Cette règle inscrite dans le programme établi entre le Mouvement 5 Etoiles et la Ligue en vue de la formation d'un gouvernement, n'a pas tardé à faire réagir.

Mouvement 5 étoiles
© (MIGUEL MEDINA / AFP)
Des militants du Mouvement 5 étoiles à Milan, en Italie, le 20 mai 2018.
Le "code éthique" des partis antisystème italiens est clair : "Ne peuvent pas entrer dans le gouvernement : des personnes (...) qui appartiennent à la franc-maçonnerie". Au même titre que "les personnes condamnées au pénal". Cette règle inscrite dans le programme établi entre le Mouvement 5 Etoiles et la Ligue en vue de la formation d'un gouvernement, n'a pas tardé à faire réagir.
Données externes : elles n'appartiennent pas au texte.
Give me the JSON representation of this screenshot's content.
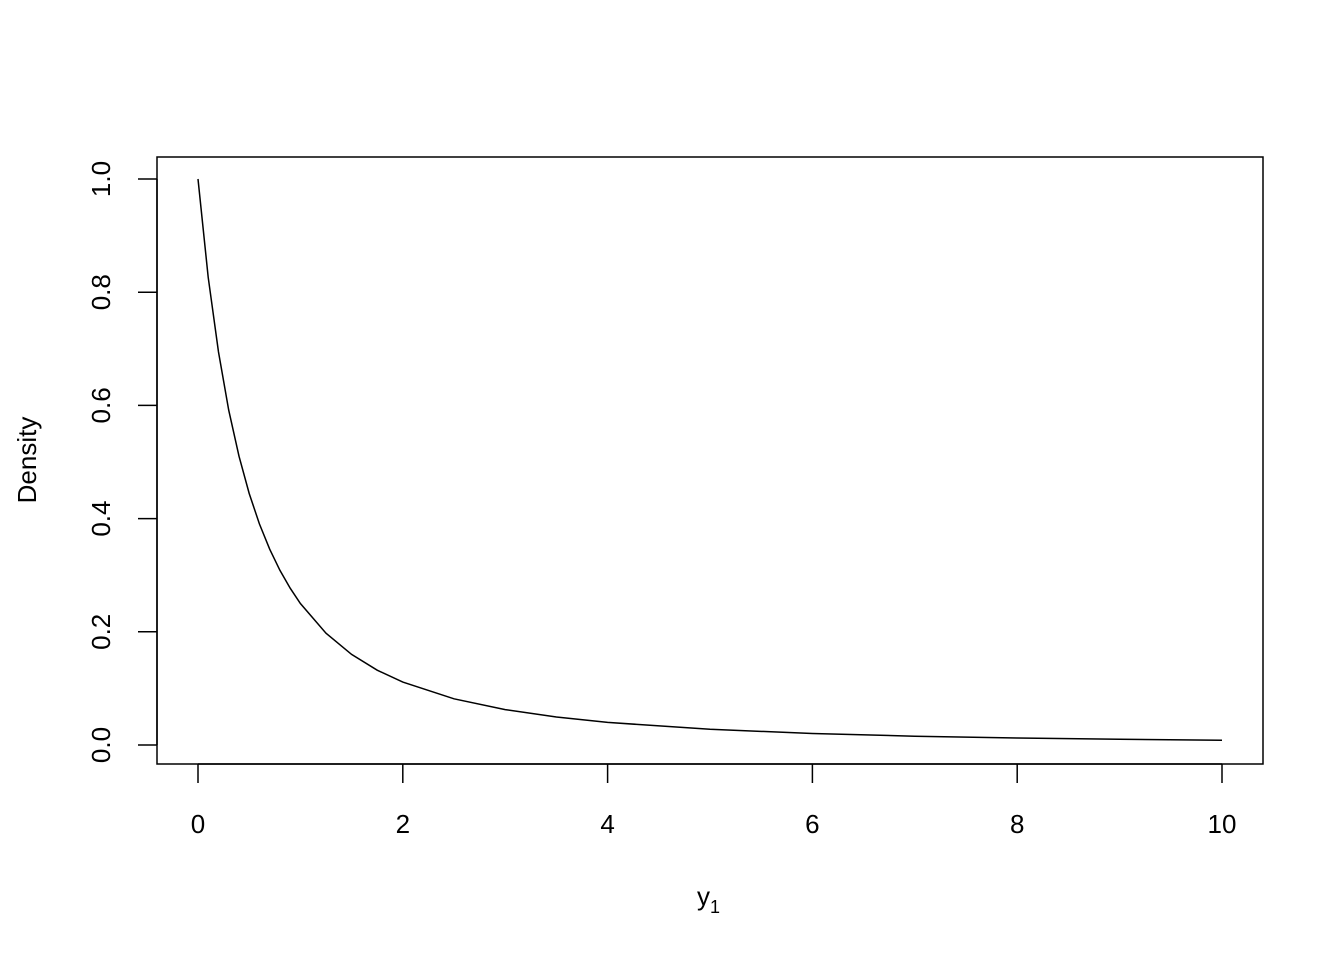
{
  "chart_data": {
    "type": "line",
    "title": "",
    "xlabel": "y",
    "xlabel_subscript": "1",
    "ylabel": "Density",
    "xlim": [
      0,
      10
    ],
    "ylim": [
      0,
      1.0
    ],
    "grid": false,
    "x_ticks": [
      "0",
      "2",
      "4",
      "6",
      "8",
      "10"
    ],
    "y_ticks": [
      "0.0",
      "0.2",
      "0.4",
      "0.6",
      "0.8",
      "1.0"
    ],
    "line_color": "#000000",
    "series": [
      {
        "x": [
          0,
          0.1,
          0.2,
          0.3,
          0.4,
          0.5,
          0.6,
          0.7,
          0.8,
          0.9,
          1,
          1.25,
          1.5,
          1.75,
          2,
          2.5,
          3,
          3.5,
          4,
          5,
          6,
          7,
          8,
          9,
          10
        ],
        "y": [
          1,
          0.8264,
          0.6944,
          0.5917,
          0.5102,
          0.4444,
          0.3906,
          0.346,
          0.3086,
          0.277,
          0.25,
          0.1975,
          0.16,
          0.1322,
          0.1111,
          0.0816,
          0.0625,
          0.0494,
          0.04,
          0.0278,
          0.0204,
          0.0156,
          0.0123,
          0.01,
          0.0083
        ]
      }
    ]
  }
}
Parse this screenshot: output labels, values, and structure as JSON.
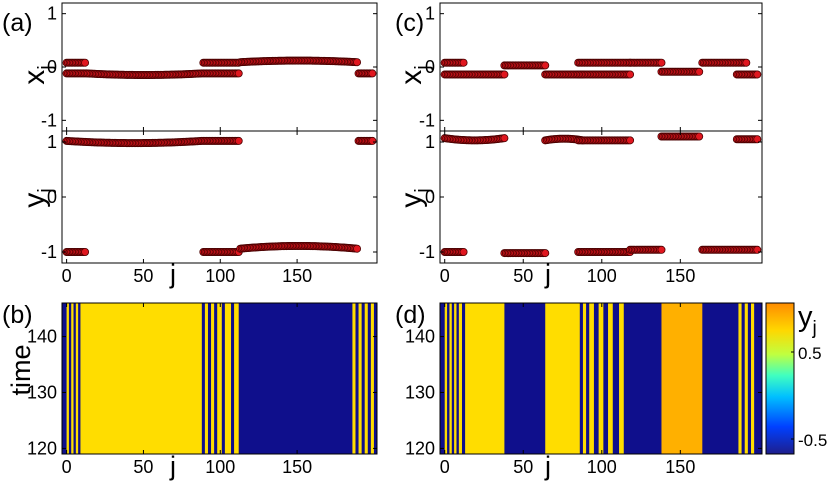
{
  "panel_labels": {
    "a": "(a)",
    "b": "(b)",
    "c": "(c)",
    "d": "(d)"
  },
  "axis_labels": {
    "x": "x",
    "y": "y",
    "sub": "j",
    "j": "j",
    "time": "time"
  },
  "colorbar": {
    "label": "y",
    "label_sub": "j",
    "ticks": [
      "0.5",
      "-0.5"
    ],
    "colors": [
      "#1e1e8c",
      "#0040ff",
      "#00c0ff",
      "#40ffc0",
      "#c0ff40",
      "#ffd700",
      "#ff8c00"
    ]
  },
  "colors": {
    "marker_fill": "#e0171f",
    "marker_edge": "#4a0000",
    "navy": "#0f0f8c",
    "yellow": "#ffdd00",
    "orange": "#ffb000"
  },
  "chart_data": [
    {
      "id": "a",
      "type": "scatter",
      "ylabel": "x_j",
      "xlim": [
        -3,
        202
      ],
      "ylim": [
        -1.2,
        1.2
      ],
      "yticks": [
        "1",
        "0",
        "-1"
      ],
      "segments": [
        {
          "from": 0,
          "to": 12,
          "value": 0.08
        },
        {
          "from": 0,
          "to": 12,
          "value": -0.12
        },
        {
          "from": 13,
          "to": 88,
          "value": -0.12,
          "curve": -0.03
        },
        {
          "from": 89,
          "to": 112,
          "value": 0.08
        },
        {
          "from": 89,
          "to": 112,
          "value": -0.12
        },
        {
          "from": 113,
          "to": 189,
          "value": 0.09,
          "curve": 0.03
        },
        {
          "from": 190,
          "to": 199,
          "value": -0.12
        }
      ]
    },
    {
      "id": "a2",
      "type": "scatter",
      "ylabel": "y_j",
      "xlim": [
        -3,
        202
      ],
      "ylim": [
        -1.2,
        1.2
      ],
      "xticks": [
        "0",
        "50",
        "100",
        "150"
      ],
      "yticks": [
        "1",
        "0",
        "-1"
      ],
      "segments": [
        {
          "from": 0,
          "to": 88,
          "value": 1.02,
          "curve": -0.04
        },
        {
          "from": 0,
          "to": 12,
          "value": -1.0
        },
        {
          "from": 89,
          "to": 112,
          "value": 1.02
        },
        {
          "from": 89,
          "to": 112,
          "value": -1.0
        },
        {
          "from": 113,
          "to": 189,
          "value": -0.94,
          "curve": 0.05
        },
        {
          "from": 190,
          "to": 199,
          "value": 1.02
        }
      ]
    },
    {
      "id": "c",
      "type": "scatter",
      "ylabel": "x_j",
      "xlim": [
        -3,
        202
      ],
      "ylim": [
        -1.2,
        1.2
      ],
      "yticks": [
        "1",
        "0",
        "-1"
      ],
      "segments": [
        {
          "from": 0,
          "to": 12,
          "value": 0.08
        },
        {
          "from": 0,
          "to": 38,
          "value": -0.14
        },
        {
          "from": 38,
          "to": 64,
          "value": 0.03
        },
        {
          "from": 64,
          "to": 88,
          "value": -0.14
        },
        {
          "from": 85,
          "to": 118,
          "value": 0.08
        },
        {
          "from": 85,
          "to": 118,
          "value": -0.14
        },
        {
          "from": 118,
          "to": 138,
          "value": 0.08
        },
        {
          "from": 138,
          "to": 162,
          "value": -0.09
        },
        {
          "from": 164,
          "to": 192,
          "value": 0.08
        },
        {
          "from": 186,
          "to": 199,
          "value": -0.14
        }
      ]
    },
    {
      "id": "c2",
      "type": "scatter",
      "ylabel": "y_j",
      "xlim": [
        -3,
        202
      ],
      "ylim": [
        -1.2,
        1.2
      ],
      "xticks": [
        "0",
        "50",
        "100",
        "150"
      ],
      "yticks": [
        "1",
        "0",
        "-1"
      ],
      "segments": [
        {
          "from": 0,
          "to": 38,
          "value": 1.07,
          "curve": -0.04
        },
        {
          "from": 0,
          "to": 12,
          "value": -1.0
        },
        {
          "from": 38,
          "to": 64,
          "value": -1.02
        },
        {
          "from": 64,
          "to": 88,
          "value": 1.03,
          "curve": 0.03
        },
        {
          "from": 85,
          "to": 118,
          "value": 1.03
        },
        {
          "from": 85,
          "to": 118,
          "value": -1.0
        },
        {
          "from": 118,
          "to": 138,
          "value": -0.96
        },
        {
          "from": 138,
          "to": 162,
          "value": 1.1
        },
        {
          "from": 164,
          "to": 199,
          "value": -0.96
        },
        {
          "from": 186,
          "to": 199,
          "value": 1.05
        }
      ]
    },
    {
      "id": "b",
      "type": "heatmap",
      "ylabel": "time",
      "xlabel": "j",
      "xlim": [
        -3,
        202
      ],
      "ylim": [
        119,
        146
      ],
      "xticks": [
        "0",
        "50",
        "100",
        "150"
      ],
      "yticks": [
        "140",
        "130",
        "120"
      ],
      "bands": [
        {
          "from": -3,
          "to": 0,
          "color": "navy"
        },
        {
          "from": 0,
          "to": 1.5,
          "color": "yellow"
        },
        {
          "from": 1.5,
          "to": 3,
          "color": "navy"
        },
        {
          "from": 3,
          "to": 4.5,
          "color": "yellow"
        },
        {
          "from": 4.5,
          "to": 6,
          "color": "navy"
        },
        {
          "from": 6,
          "to": 7.5,
          "color": "yellow"
        },
        {
          "from": 7.5,
          "to": 9,
          "color": "navy"
        },
        {
          "from": 9,
          "to": 88,
          "color": "yellow"
        },
        {
          "from": 88,
          "to": 90,
          "color": "navy"
        },
        {
          "from": 90,
          "to": 92,
          "color": "yellow"
        },
        {
          "from": 92,
          "to": 94,
          "color": "navy"
        },
        {
          "from": 94,
          "to": 96,
          "color": "yellow"
        },
        {
          "from": 96,
          "to": 98,
          "color": "navy"
        },
        {
          "from": 98,
          "to": 101,
          "color": "yellow"
        },
        {
          "from": 101,
          "to": 103,
          "color": "navy"
        },
        {
          "from": 103,
          "to": 107,
          "color": "yellow"
        },
        {
          "from": 107,
          "to": 109,
          "color": "navy"
        },
        {
          "from": 109,
          "to": 112,
          "color": "yellow"
        },
        {
          "from": 112,
          "to": 186,
          "color": "navy"
        },
        {
          "from": 186,
          "to": 188,
          "color": "yellow"
        },
        {
          "from": 188,
          "to": 190,
          "color": "navy"
        },
        {
          "from": 190,
          "to": 192,
          "color": "yellow"
        },
        {
          "from": 192,
          "to": 194,
          "color": "navy"
        },
        {
          "from": 194,
          "to": 196,
          "color": "yellow"
        },
        {
          "from": 196,
          "to": 198,
          "color": "navy"
        },
        {
          "from": 198,
          "to": 200,
          "color": "yellow"
        },
        {
          "from": 200,
          "to": 202,
          "color": "navy"
        }
      ]
    },
    {
      "id": "d",
      "type": "heatmap",
      "xlabel": "j",
      "xlim": [
        -3,
        202
      ],
      "ylim": [
        119,
        146
      ],
      "xticks": [
        "0",
        "50",
        "100",
        "150"
      ],
      "yticks": [
        "140",
        "130",
        "120"
      ],
      "bands": [
        {
          "from": -3,
          "to": 0,
          "color": "navy"
        },
        {
          "from": 0,
          "to": 1.5,
          "color": "yellow"
        },
        {
          "from": 1.5,
          "to": 3,
          "color": "navy"
        },
        {
          "from": 3,
          "to": 4.5,
          "color": "yellow"
        },
        {
          "from": 4.5,
          "to": 6,
          "color": "navy"
        },
        {
          "from": 6,
          "to": 7.5,
          "color": "yellow"
        },
        {
          "from": 7.5,
          "to": 9,
          "color": "navy"
        },
        {
          "from": 9,
          "to": 11,
          "color": "yellow"
        },
        {
          "from": 11,
          "to": 13,
          "color": "navy"
        },
        {
          "from": 13,
          "to": 38,
          "color": "yellow"
        },
        {
          "from": 38,
          "to": 64,
          "color": "navy"
        },
        {
          "from": 64,
          "to": 86,
          "color": "yellow"
        },
        {
          "from": 86,
          "to": 88,
          "color": "navy"
        },
        {
          "from": 88,
          "to": 90,
          "color": "yellow"
        },
        {
          "from": 90,
          "to": 92,
          "color": "navy"
        },
        {
          "from": 92,
          "to": 95,
          "color": "yellow"
        },
        {
          "from": 95,
          "to": 98,
          "color": "navy"
        },
        {
          "from": 98,
          "to": 101,
          "color": "yellow"
        },
        {
          "from": 101,
          "to": 104,
          "color": "navy"
        },
        {
          "from": 104,
          "to": 107,
          "color": "yellow"
        },
        {
          "from": 107,
          "to": 111,
          "color": "navy"
        },
        {
          "from": 111,
          "to": 114,
          "color": "yellow"
        },
        {
          "from": 114,
          "to": 138,
          "color": "navy"
        },
        {
          "from": 138,
          "to": 164,
          "color": "orange"
        },
        {
          "from": 164,
          "to": 187,
          "color": "navy"
        },
        {
          "from": 187,
          "to": 189,
          "color": "yellow"
        },
        {
          "from": 189,
          "to": 191,
          "color": "navy"
        },
        {
          "from": 191,
          "to": 193,
          "color": "yellow"
        },
        {
          "from": 193,
          "to": 195,
          "color": "navy"
        },
        {
          "from": 195,
          "to": 197,
          "color": "yellow"
        },
        {
          "from": 197,
          "to": 202,
          "color": "navy"
        }
      ]
    }
  ]
}
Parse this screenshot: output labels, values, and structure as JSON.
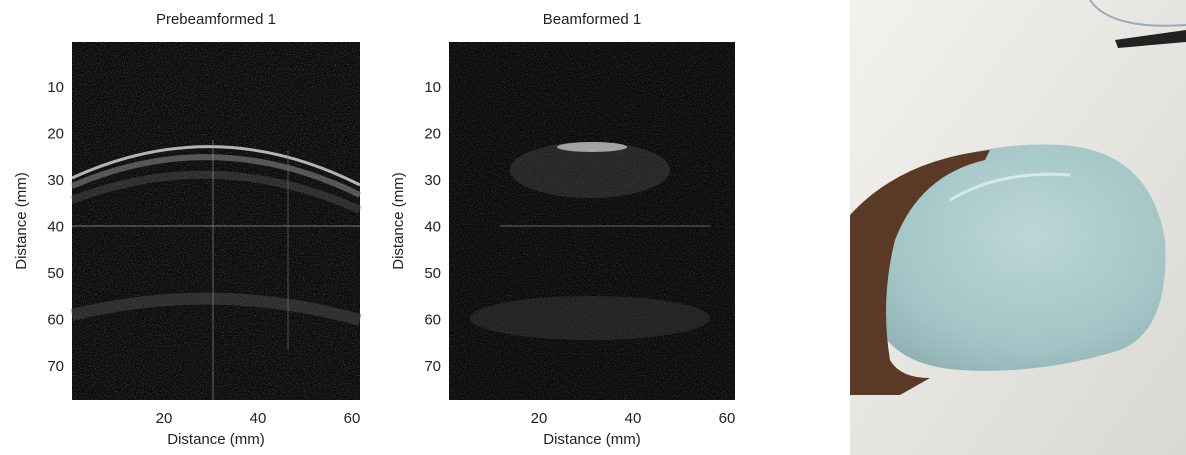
{
  "panels": [
    {
      "title": "Prebeamformed 1",
      "xlabel": "Distance (mm)",
      "ylabel": "Distance (mm)",
      "xticks": [
        20,
        40,
        60
      ],
      "yticks": [
        10,
        20,
        30,
        40,
        50,
        60,
        70
      ]
    },
    {
      "title": "Beamformed 1",
      "xlabel": "Distance (mm)",
      "ylabel": "Distance (mm)",
      "xticks": [
        20,
        40,
        60
      ],
      "yticks": [
        10,
        20,
        30,
        40,
        50,
        60,
        70
      ]
    }
  ]
}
Vendredi 18 mai, les francs-maçons italiens ont dénoncé une mesure "anticonstitutionnel" et rappelant "les lois fascistes".

Le Grand Orient d'Italie a précisé que "les francs-maçons jurent solennellement fidélité à la République italienne (...) et s'engagent à respecter les normes et les lois".

"Une dérive liberticide dangereuse"

"L'idée d'insérer une clause anti-francs-maçons dans le contrat entre la Ligue et le M5S est contraire aux principes constitutionnels. Elle rappelle les lois fascistes que les francs-maçons ont toujours dénoncé et qui représentent les conséquences d'une dérive liberticide dangereuse", assure le Grand Orient dans un communiqué.

Il rappelle les articles de la Constitution qui s'opposent à cette discrimination, et cite les noms de ses membres qui se sont illustrés dans l'histoire du pays, de Garibaldi à Goffredo Mameli, auteur de l'hymne italien.